Python code translation starts by parsing .py files into an Abstract Syntax Tree (AST). This is done using Python’s built-in ast module and the ast2json package, which serializes the AST to JSON. The process runs alongside the Python interpreter and produces a JSON file for each .py file processed, including any imported modules.

This approach’s main advantage is that it relies on a native Python module, ensuring the parsed representation faithfully reflects the language.

Type Annotation

After generating the AST, the frontend traverses the JSON tree and inserts additional nodes carrying type information. PEP 484 introduced an optional type system, allowing developers to annotate variables using the var_name: type syntax.

Where explicit annotations are absent, the frontend infers types from constants, previously annotated variables, binary expressions, and class instances.
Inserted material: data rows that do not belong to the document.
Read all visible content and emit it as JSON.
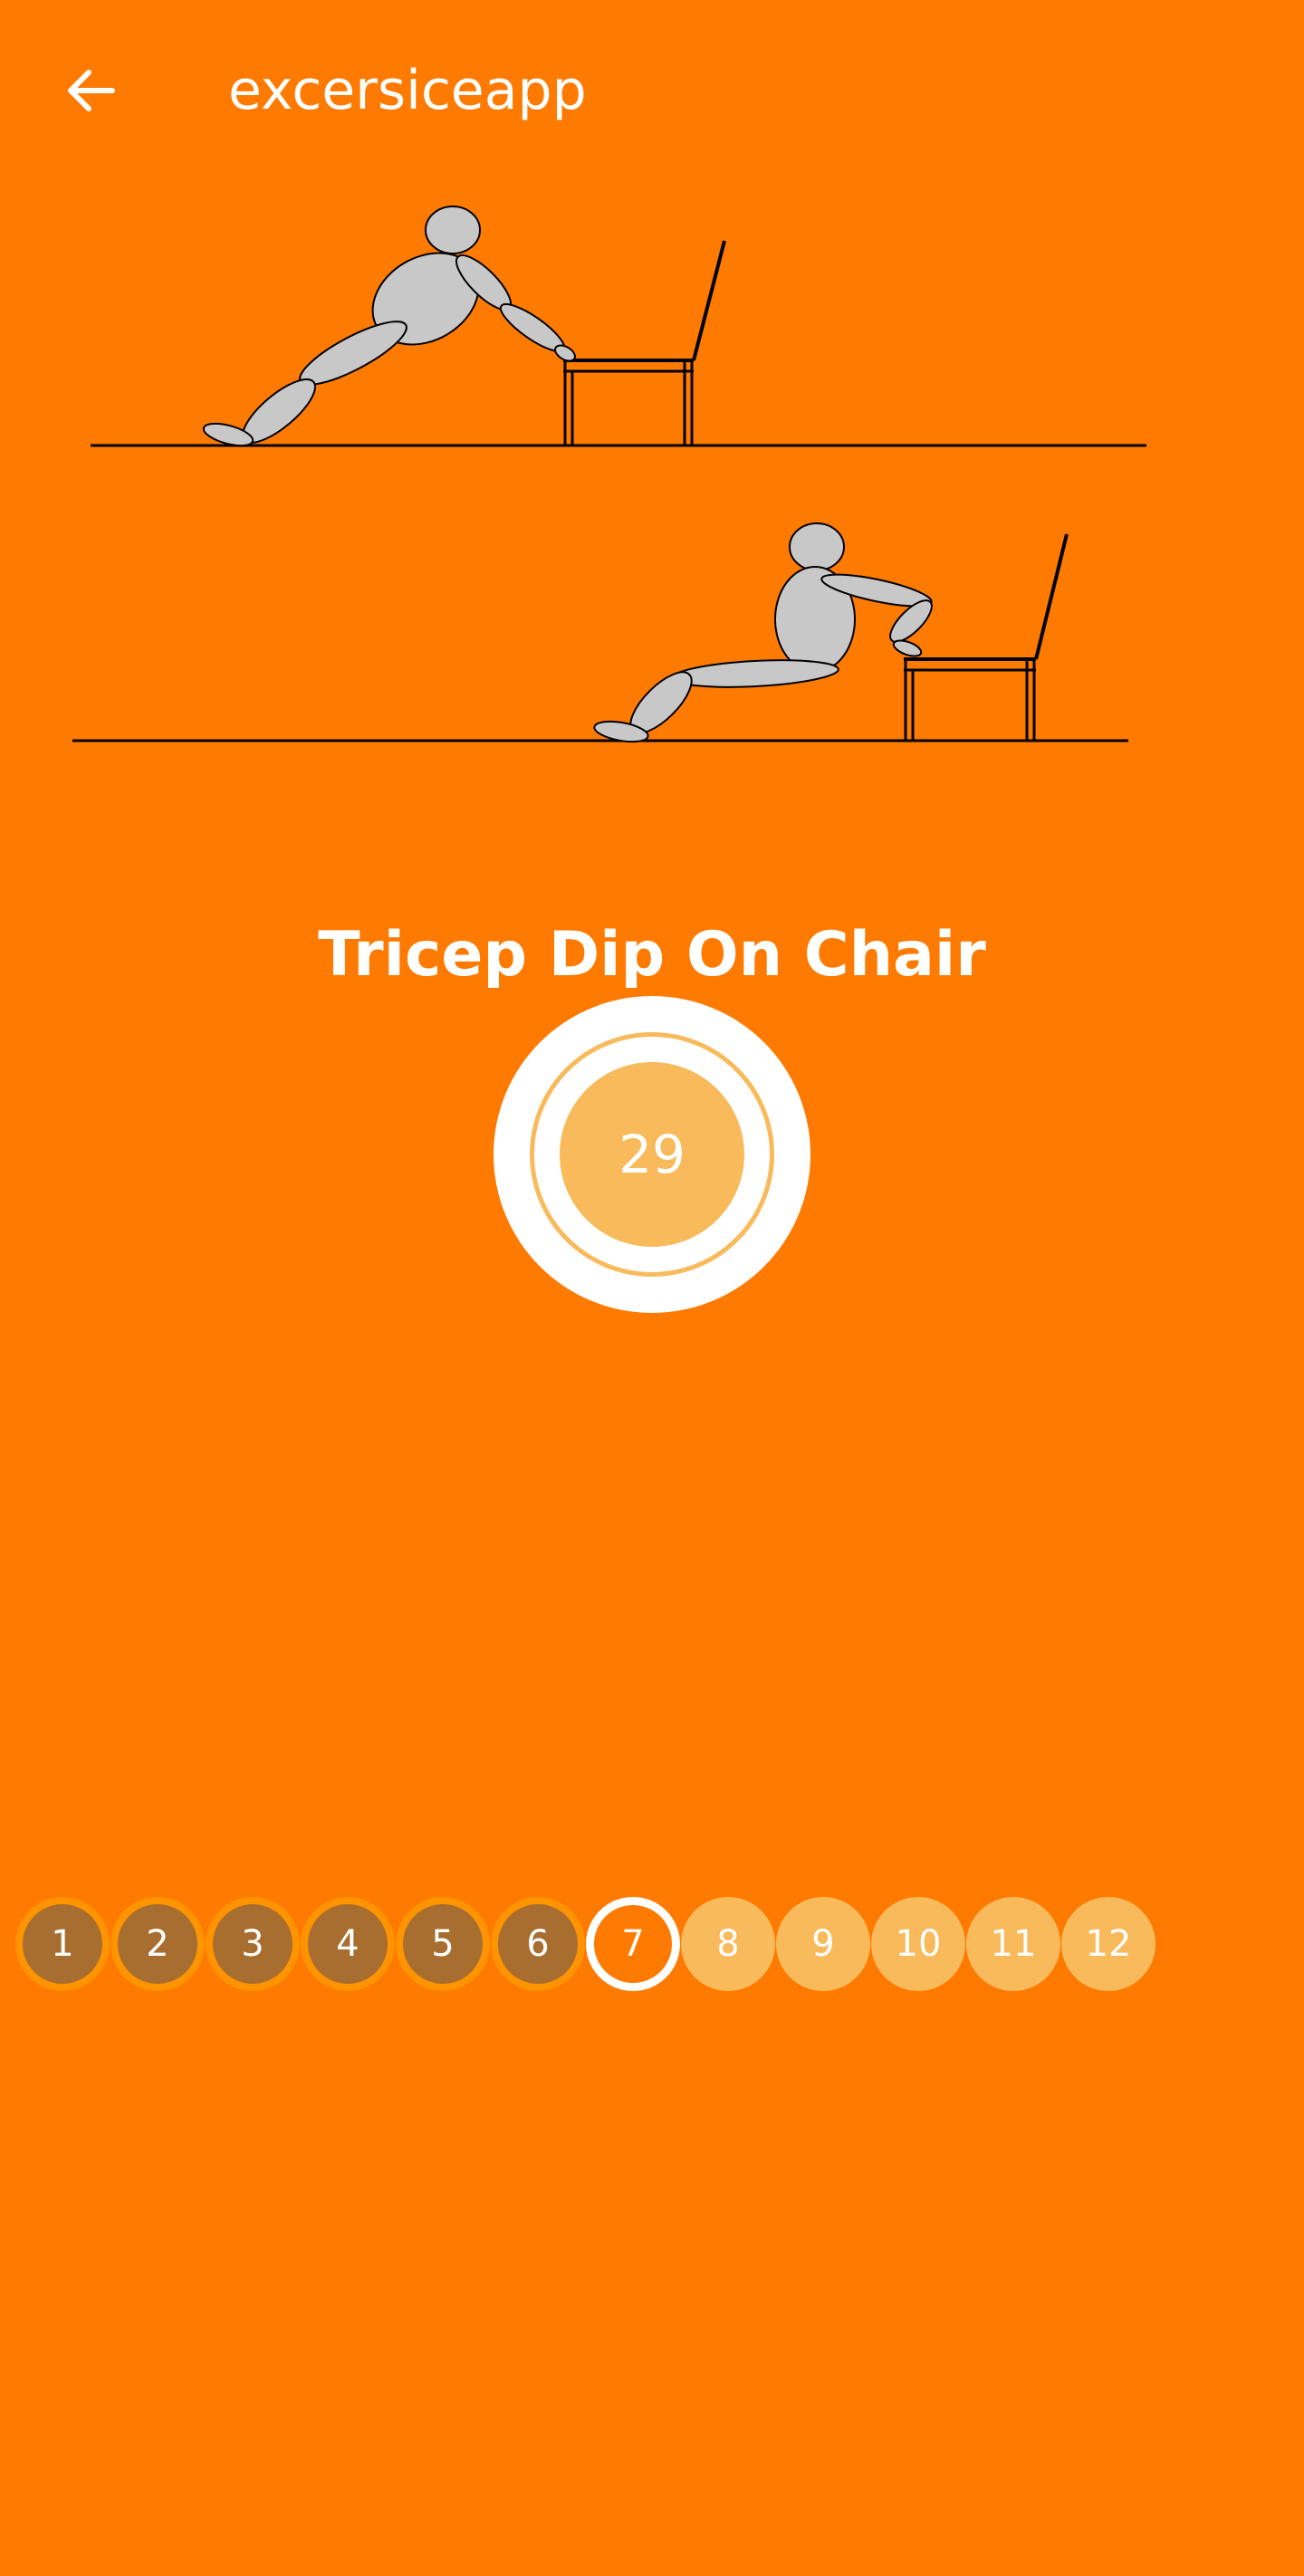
{
  "app_bar": {
    "title": "excersiceapp",
    "back_icon": "arrow-left-icon"
  },
  "exercise": {
    "name": "Tricep Dip On Chair",
    "timer_value": "29"
  },
  "steps": [
    {
      "label": "1",
      "state": "done"
    },
    {
      "label": "2",
      "state": "done"
    },
    {
      "label": "3",
      "state": "done"
    },
    {
      "label": "4",
      "state": "done"
    },
    {
      "label": "5",
      "state": "done"
    },
    {
      "label": "6",
      "state": "done"
    },
    {
      "label": "7",
      "state": "current"
    },
    {
      "label": "8",
      "state": "pending"
    },
    {
      "label": "9",
      "state": "pending"
    },
    {
      "label": "10",
      "state": "pending"
    },
    {
      "label": "11",
      "state": "pending"
    },
    {
      "label": "12",
      "state": "pending"
    }
  ],
  "colors": {
    "background": "#FF7A00",
    "done_step": "#A76E30",
    "pending_step": "#F9BA5B",
    "figure": "#C8C8C8"
  }
}
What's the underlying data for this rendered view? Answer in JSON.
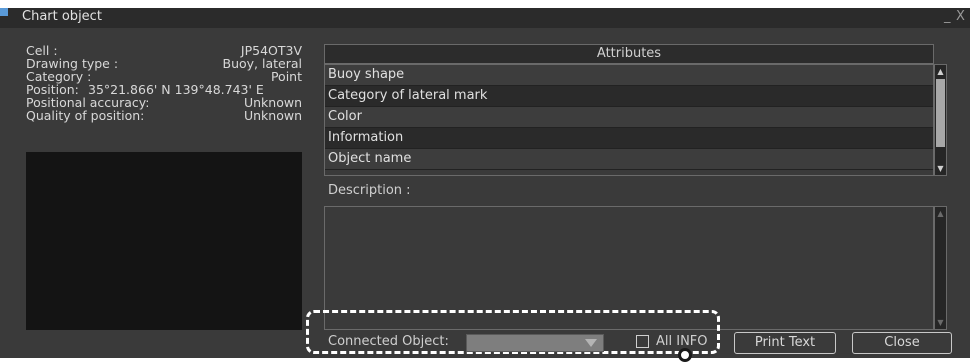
{
  "window": {
    "title": "Chart object",
    "minimize_label": "_",
    "close_label": "X"
  },
  "info": {
    "cell_label": "Cell :",
    "cell_value": "JP54OT3V",
    "drawing_type_label": "Drawing type :",
    "drawing_type_value": "Buoy, lateral",
    "category_label": "Category :",
    "category_value": "Point",
    "position_label": "Position:",
    "position_value": "35°21.866' N  139°48.743' E",
    "positional_accuracy_label": "Positional accuracy:",
    "positional_accuracy_value": "Unknown",
    "quality_label": "Quality of position:",
    "quality_value": "Unknown"
  },
  "attributes": {
    "header": "Attributes",
    "rows": [
      "Buoy shape",
      "Category of lateral mark",
      "Color",
      "Information",
      "Object name"
    ]
  },
  "description": {
    "label": "Description :"
  },
  "footer": {
    "connected_object_label": "Connected Object:",
    "connected_object_value": "",
    "all_info_label": "All INFO",
    "all_info_checked": false,
    "print_text_label": "Print Text",
    "close_label": "Close"
  },
  "colors": {
    "window_bg": "#3a3a3a",
    "titlebar_bg": "#2b2b2b",
    "highlight_frame": "#ffffff"
  }
}
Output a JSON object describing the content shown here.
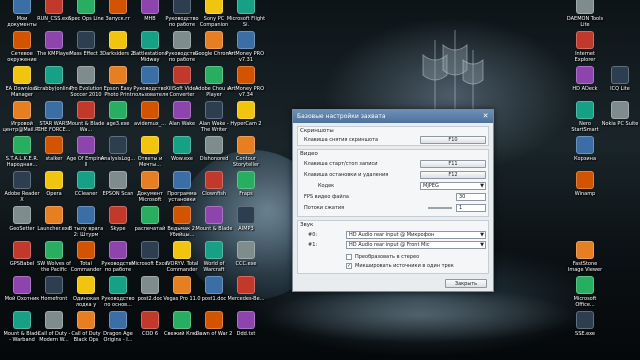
{
  "desktop": {
    "row1": [
      "Мои документы",
      "RUN_CSS.exe",
      "Spec Ops Line",
      "Запуск.гг",
      "MHB",
      "Руководство по работе",
      "Sony PC Companion",
      "Microsoft Flight Si.",
      "DAEMON Tools Lite"
    ],
    "row2": [
      "Сетевое окружение",
      "The KMPlayer",
      "Mass Effect 3",
      "Darksiders 2",
      "Battlestations Midway",
      "Руководство по работе",
      "Google Chrome",
      "ArtMoney PRO v7.31",
      "Internet Explorer"
    ],
    "row3": [
      "EA Download Manager",
      "Scrabby(online)",
      "Pro Evolution Soccer 2010",
      "Epson Easy Photo Print",
      "Руководство пользователя",
      "XiliSoft Video Converter",
      "Adobe Chou au Player",
      "ArtMoney PRO v7.34",
      "HD ADeck",
      "ICQ Lite"
    ],
    "row4": [
      "Игровой центр@Mail.Ru",
      "STAR WARS THE FORCE...",
      "Mount & Blade Wa...",
      "age3.exe",
      "avidemux_...",
      "Alan Wake",
      "Alan Wake - The Writer",
      "HyperCam 2",
      "Nero StartSmart",
      "Nokia PC Suite"
    ],
    "row5": [
      "S.T.A.L.K.E.R. Народная...",
      "stalker",
      "Age Of Empires II",
      "AnalysisLog...",
      "Ответы и Мечты...",
      "Wow.exe",
      "Dishonored",
      "Contour Storyteller",
      "Корзина"
    ],
    "row6": [
      "Adobe Reader X",
      "Opera",
      "CCleaner",
      "EPSON Scan",
      "Документ Microsoft",
      "Программа установки",
      "Clownfish",
      "Fraps",
      "Winamp"
    ],
    "row7": [
      "GeoSetter",
      "Launcher.exe",
      "В тылу врага 2: Штурм",
      "Skype",
      "распечатай",
      "Ведьмак 2: Убийцы...",
      "Mount & Blade",
      "AIMP3"
    ],
    "row8": [
      "GPSBabel",
      "SW Wolves of the Pacific",
      "Total Commander",
      "Руководство по работе",
      "Microsoft Excel",
      "IVORYV. Total Commander",
      "World of Warcraft",
      "CCC.exe",
      "FastStone Image Viewer"
    ],
    "row9": [
      "Мой Охотник",
      "Homefront",
      "Одинокая лодка у острова",
      "Руководство по основ...",
      "post2.doc",
      "Vegas Pro 11.0",
      "post1.doc",
      "Mercedes-Be...",
      "Microsoft Office..."
    ],
    "row10": [
      "Mount & Blade - Warband",
      "Call of Duty - Modern W...",
      "Call of Duty Black Ops",
      "Dragon Age Origins - I...",
      "COD 6",
      "Свежий Ключ",
      "Dawn of War 2",
      "Ddd.txt",
      "SSE.exe"
    ]
  },
  "dialog": {
    "title": "Базовые настройки захвата",
    "close": "✕",
    "screenshots": {
      "title": "Скриншоты",
      "key_label": "Клавиша снятия скриншота",
      "key_value": "F10"
    },
    "video": {
      "title": "Видео",
      "start_stop_label": "Клавиша старт/стоп записи",
      "start_stop_value": "F11",
      "pause_label": "Клавиша остановки и удаления",
      "pause_value": "F12",
      "codec_label": "Кодек",
      "codec_value": "MJPEG",
      "fps_label": "FPS видео файла",
      "fps_value": "30",
      "threads_label": "Потоки сжатия",
      "threads_value": "1"
    },
    "sound": {
      "title": "Звук",
      "ch0_label": "#0:",
      "ch0_value": "HD Audio rear input @ Микрофон",
      "ch1_label": "#1:",
      "ch1_value": "HD Audio rear input @ Front Mic",
      "stereo_label": "Преобразовать в стерео",
      "stereo_checked": false,
      "mix_label": "Микшировать источники в один трек",
      "mix_checked": true
    },
    "close_button": "Закрыть"
  },
  "colors": {
    "titlebar": "#5a7fa8",
    "dialog_bg": "#e9ecef"
  }
}
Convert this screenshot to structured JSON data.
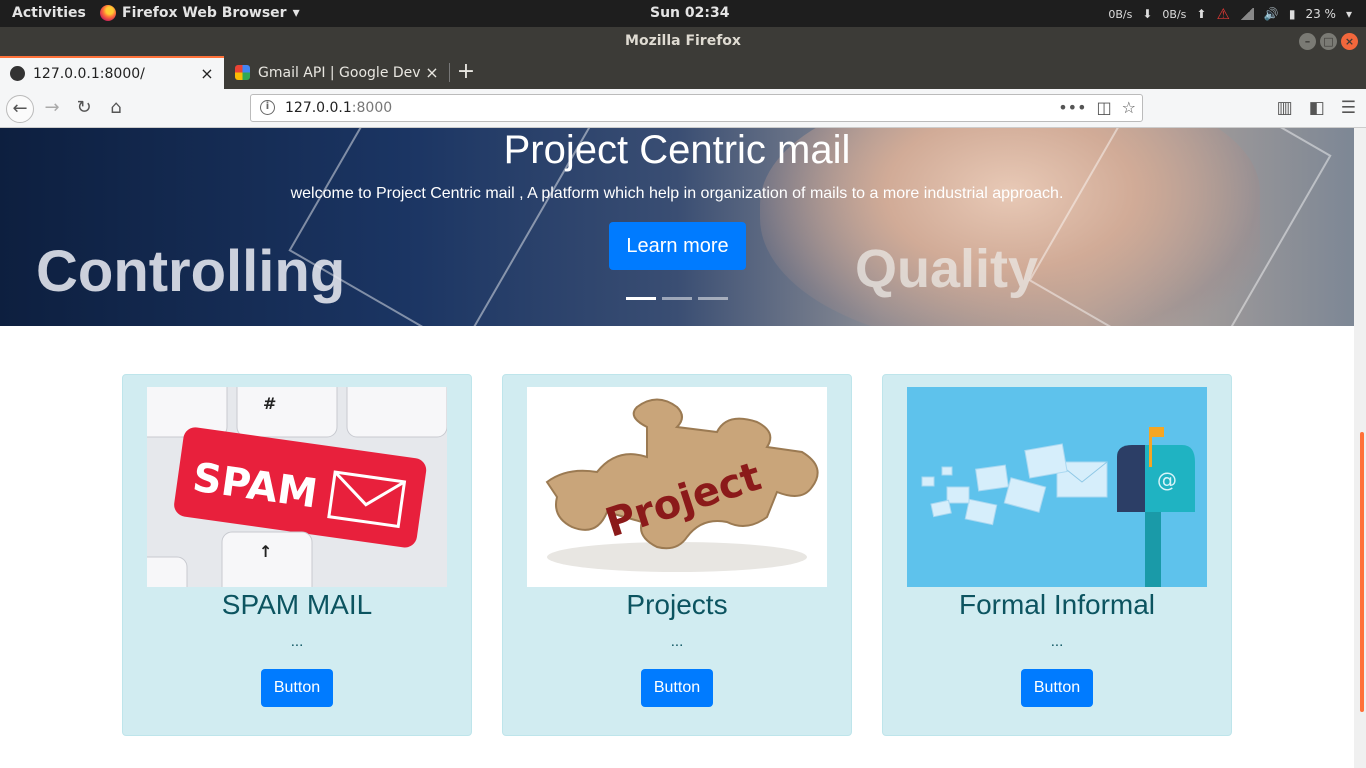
{
  "system_bar": {
    "activities": "Activities",
    "app_name": "Firefox Web Browser",
    "clock": "Sun 02:34",
    "net_down": "0B/s",
    "net_up": "0B/s",
    "battery": "23 %"
  },
  "window": {
    "title": "Mozilla Firefox"
  },
  "tabs": [
    {
      "label": "127.0.0.1:8000/",
      "close": "×"
    },
    {
      "label": "Gmail API | Google Deve",
      "close": "×"
    }
  ],
  "new_tab": "+",
  "url": {
    "host": "127.0.0.1",
    "port": ":8000"
  },
  "hero": {
    "title": "Project Centric mail",
    "subtitle": "welcome to Project Centric mail , A platform which help in organization of mails to a more industrial approach.",
    "button": "Learn more",
    "image_word_left": "Controlling",
    "image_word_right": "Quality",
    "slides": 3,
    "active_slide": 1
  },
  "cards": [
    {
      "title": "SPAM MAIL",
      "text": "...",
      "button": "Button",
      "image_text": "SPAM"
    },
    {
      "title": "Projects",
      "text": "...",
      "button": "Button",
      "image_text": "Project"
    },
    {
      "title": "Formal Informal",
      "text": "...",
      "button": "Button",
      "image_text": "@"
    }
  ],
  "colors": {
    "primary": "#007bff",
    "card_bg": "#d1ecf1",
    "card_text": "#0c5460",
    "accent": "#ff7139"
  }
}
The JSON below shows the annotated representation of x: int = 10:

{
    "_type": "AnnAssign",
    "annotation": {
        "_type": "Name",
        "id": "int"
    },
    "target": {
        "_type": "Name",
        "id": "x"
    },
    "value": {
        "_type": "Constant",
        "value": 10
    }
}

Symbol Table Generation

The final frontend step converts the annotated JSON AST into a symbol table using ESBMC’s C++ IRep API. This API builds a control-flow graph (CFG) from the program, modelling assignments, expressions, conditionals, loops, functions, and classes. The result is stored in a context structure that feeds into ESBMC’s GOTO conversion process.

Backend: Symbolic Execution and SMT

Once the frontend produces the GOTO program, ESBMC’s backend performs symbolic execution, generating instructions in Single Static Assignment (SSA) form. These are then encoded as first-order logical formulas and discharged by an SMT solver (Boolector by default; Z3, MathSAT, and others are also supported).